Une grande soif de renouveau politique persiste chez les Français : 59% souhaitent une réforme en profondeur des institutions politiques françaises (Assemblée nationale, Sénat, Présidence de la république,…)

  • Sur le plan politique, la volonté de réforme en profondeur des institutions s’exprime en particulier en dehors des partis traditionnellement majoritaires sous la Vème République. 57% des sympathisants de la France Insoumise et 78% des sympathisants du Front National s’y déclarent favorables, tout comme 56% des sympathisants de La République en marche !. A l’inverse, le souhait de réforme en profondeur des institutions est minoritaire chez les sympathisants du Parti socialiste (44%) et ceux des Républicains (47%).
  • Sur un plan historique, signe que l’élection d’Emmanuel Macron a pu répondre dans une certaine mesure à la soif de renouvellement institutionnel des Français, la part d’individus souhaitant une réforme en profondeur des institutions régresse de 5 points en comparaison à juin 2016 (64%, sondage POP2017).

Des projets présidentiels consensuels : l’interdiction du cumul de trois mandats identiques (84% de favorables), la réduction du nombre de parlementaires (86%), le regroupement des scrutins locaux en 2021 (69%) mais des opinions plus clivées quant à l’élection de députés européens sur des listes transnationales (52% de favorables)

Au-delà des projets présidentiels, des Français très favorables à des réformes qui offriraient une représentation plus fidèle de la société : introduction de la proportionnelle aux législatives (72%), création du « référendum-veto » (71%), droit de vote obligatoire (61%)

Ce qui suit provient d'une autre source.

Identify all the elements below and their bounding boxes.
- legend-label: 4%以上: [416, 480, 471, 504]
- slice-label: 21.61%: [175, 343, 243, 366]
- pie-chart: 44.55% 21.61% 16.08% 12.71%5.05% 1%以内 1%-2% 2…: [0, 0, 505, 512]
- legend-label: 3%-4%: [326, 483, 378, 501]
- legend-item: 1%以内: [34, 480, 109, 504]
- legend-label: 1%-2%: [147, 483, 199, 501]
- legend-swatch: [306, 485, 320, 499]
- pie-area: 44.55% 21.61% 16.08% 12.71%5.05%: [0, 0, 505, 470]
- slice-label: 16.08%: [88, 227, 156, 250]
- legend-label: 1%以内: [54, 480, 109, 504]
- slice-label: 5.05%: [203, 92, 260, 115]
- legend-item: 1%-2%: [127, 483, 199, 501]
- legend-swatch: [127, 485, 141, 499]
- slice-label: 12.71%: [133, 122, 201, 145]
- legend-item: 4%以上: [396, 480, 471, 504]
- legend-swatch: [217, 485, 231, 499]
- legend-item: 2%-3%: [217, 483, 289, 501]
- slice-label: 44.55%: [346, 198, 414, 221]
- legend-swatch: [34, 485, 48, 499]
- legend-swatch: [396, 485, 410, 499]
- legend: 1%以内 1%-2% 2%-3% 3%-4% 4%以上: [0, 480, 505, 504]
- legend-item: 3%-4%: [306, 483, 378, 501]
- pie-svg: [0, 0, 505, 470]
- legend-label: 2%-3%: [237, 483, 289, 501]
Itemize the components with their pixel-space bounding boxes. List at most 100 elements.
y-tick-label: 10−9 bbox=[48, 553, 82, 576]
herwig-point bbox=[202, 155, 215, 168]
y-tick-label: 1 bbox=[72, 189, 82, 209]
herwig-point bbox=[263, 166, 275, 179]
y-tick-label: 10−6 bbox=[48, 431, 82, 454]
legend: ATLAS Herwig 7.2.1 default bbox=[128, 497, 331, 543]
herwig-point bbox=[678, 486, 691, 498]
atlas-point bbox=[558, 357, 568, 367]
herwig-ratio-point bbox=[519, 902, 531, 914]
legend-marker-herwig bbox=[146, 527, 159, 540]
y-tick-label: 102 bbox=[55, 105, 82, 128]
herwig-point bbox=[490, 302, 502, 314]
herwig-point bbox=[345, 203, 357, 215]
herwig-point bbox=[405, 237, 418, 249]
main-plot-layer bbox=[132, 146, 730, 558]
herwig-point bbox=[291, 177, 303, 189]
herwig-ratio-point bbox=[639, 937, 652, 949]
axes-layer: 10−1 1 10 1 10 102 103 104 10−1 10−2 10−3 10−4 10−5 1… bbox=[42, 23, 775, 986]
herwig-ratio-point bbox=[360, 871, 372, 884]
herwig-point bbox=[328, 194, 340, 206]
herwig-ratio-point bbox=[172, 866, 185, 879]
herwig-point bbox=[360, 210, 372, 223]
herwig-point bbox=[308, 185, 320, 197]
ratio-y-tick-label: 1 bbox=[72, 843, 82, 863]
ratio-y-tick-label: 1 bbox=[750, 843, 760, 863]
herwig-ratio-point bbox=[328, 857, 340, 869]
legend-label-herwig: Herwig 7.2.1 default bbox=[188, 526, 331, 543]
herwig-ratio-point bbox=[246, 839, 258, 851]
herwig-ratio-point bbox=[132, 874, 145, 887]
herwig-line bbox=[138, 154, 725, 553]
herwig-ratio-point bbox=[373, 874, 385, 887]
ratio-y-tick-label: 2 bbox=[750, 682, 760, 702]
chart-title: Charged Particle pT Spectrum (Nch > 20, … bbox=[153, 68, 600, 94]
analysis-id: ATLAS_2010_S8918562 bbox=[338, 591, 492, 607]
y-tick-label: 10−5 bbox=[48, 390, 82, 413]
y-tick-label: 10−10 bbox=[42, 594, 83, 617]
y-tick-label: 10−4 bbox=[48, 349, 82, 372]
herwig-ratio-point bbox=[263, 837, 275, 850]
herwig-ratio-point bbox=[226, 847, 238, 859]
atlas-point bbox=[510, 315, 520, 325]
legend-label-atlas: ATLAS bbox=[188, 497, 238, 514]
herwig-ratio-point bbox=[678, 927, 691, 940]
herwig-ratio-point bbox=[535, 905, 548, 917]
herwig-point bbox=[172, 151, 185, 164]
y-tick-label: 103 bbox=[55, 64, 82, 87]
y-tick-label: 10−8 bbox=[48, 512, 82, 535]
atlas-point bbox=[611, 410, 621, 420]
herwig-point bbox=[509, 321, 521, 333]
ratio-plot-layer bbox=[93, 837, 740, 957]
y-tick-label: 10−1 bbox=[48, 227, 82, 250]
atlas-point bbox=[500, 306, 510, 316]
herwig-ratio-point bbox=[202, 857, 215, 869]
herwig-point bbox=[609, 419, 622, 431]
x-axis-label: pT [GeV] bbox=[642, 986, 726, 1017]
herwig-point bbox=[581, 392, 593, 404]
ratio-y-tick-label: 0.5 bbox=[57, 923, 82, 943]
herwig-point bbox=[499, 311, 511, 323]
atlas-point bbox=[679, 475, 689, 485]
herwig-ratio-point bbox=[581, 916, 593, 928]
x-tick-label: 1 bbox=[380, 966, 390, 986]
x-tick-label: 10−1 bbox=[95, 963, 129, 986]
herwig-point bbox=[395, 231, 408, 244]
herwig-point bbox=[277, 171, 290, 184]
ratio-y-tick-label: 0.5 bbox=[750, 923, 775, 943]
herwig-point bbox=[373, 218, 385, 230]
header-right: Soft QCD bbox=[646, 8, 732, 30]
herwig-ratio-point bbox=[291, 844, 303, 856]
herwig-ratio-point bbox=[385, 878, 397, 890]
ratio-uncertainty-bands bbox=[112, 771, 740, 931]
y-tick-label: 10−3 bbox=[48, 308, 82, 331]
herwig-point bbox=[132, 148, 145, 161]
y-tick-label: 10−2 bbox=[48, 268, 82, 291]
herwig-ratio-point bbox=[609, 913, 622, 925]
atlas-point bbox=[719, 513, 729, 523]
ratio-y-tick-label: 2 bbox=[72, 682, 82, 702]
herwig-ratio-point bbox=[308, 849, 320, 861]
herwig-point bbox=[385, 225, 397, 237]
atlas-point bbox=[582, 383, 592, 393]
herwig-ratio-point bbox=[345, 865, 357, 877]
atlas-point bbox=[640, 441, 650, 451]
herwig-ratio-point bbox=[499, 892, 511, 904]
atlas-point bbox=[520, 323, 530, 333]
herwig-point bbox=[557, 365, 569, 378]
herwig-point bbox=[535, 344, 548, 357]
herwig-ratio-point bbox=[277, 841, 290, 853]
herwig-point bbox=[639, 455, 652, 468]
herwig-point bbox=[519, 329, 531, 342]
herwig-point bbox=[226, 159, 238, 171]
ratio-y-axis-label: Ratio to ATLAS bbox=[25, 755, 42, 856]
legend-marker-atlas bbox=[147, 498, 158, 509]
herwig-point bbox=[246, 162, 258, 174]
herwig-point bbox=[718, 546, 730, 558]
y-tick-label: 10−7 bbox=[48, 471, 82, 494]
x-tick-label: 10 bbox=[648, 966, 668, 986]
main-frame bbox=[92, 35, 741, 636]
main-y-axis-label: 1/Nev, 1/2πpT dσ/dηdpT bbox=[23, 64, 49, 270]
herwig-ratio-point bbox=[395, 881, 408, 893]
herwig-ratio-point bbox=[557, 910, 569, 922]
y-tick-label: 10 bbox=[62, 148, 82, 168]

  • Généralement lésés par le scrutin majoritaire, les sympathisants de la France Insoumise (84%) et du Front National (92%) expriment le plus fort soutien à la possibilité d’adopter la proportionnelle aux élections législatives.
  • L’introduction d’un « référendum-veto » d’initiative citoyenne recueille notamment un fort soutien des sympathisants de la France Insoumise (85%), des jeunes (82% chez les 18-34 ans), des sympathisants du Front National (81%) ou encore des ouvriers et des employés (79%).
  • Les plus réservés vis-à-vis de la possibilité de rendre le vote obligatoire aux élections locales et nationales sont les sympathisants de la gauche (55%) et les interviewés ne déclarant aucune proximité partisane (47%). Les abstentionnistes du second tour de l’élection présidentielle de 2017 se montrent particulièrement rétifs à cette éventualité : 70% y sont opposés.

Le droit de vote des étrangers non-communautaires : un projet peu soutenu (45% de favorables)…et très clivant.

  • 45% s’y déclarent favorables contre 61% en novembre 2011 (sondage BVA pour Le Parisien).
  • Le clivage gauche-droite demeure une clef pertinente d’analyse des opinions sur cette question : seuls 12% des sympathisants du Front National y sont favorables tout comme seulement 14% des sympathisants LR alors qu’à l’inverse, 74% des sympathisants de la France Insoumise, 77% des sympathisants socialistes et 60% des sympathisants LREM soutiennent cette possibilité.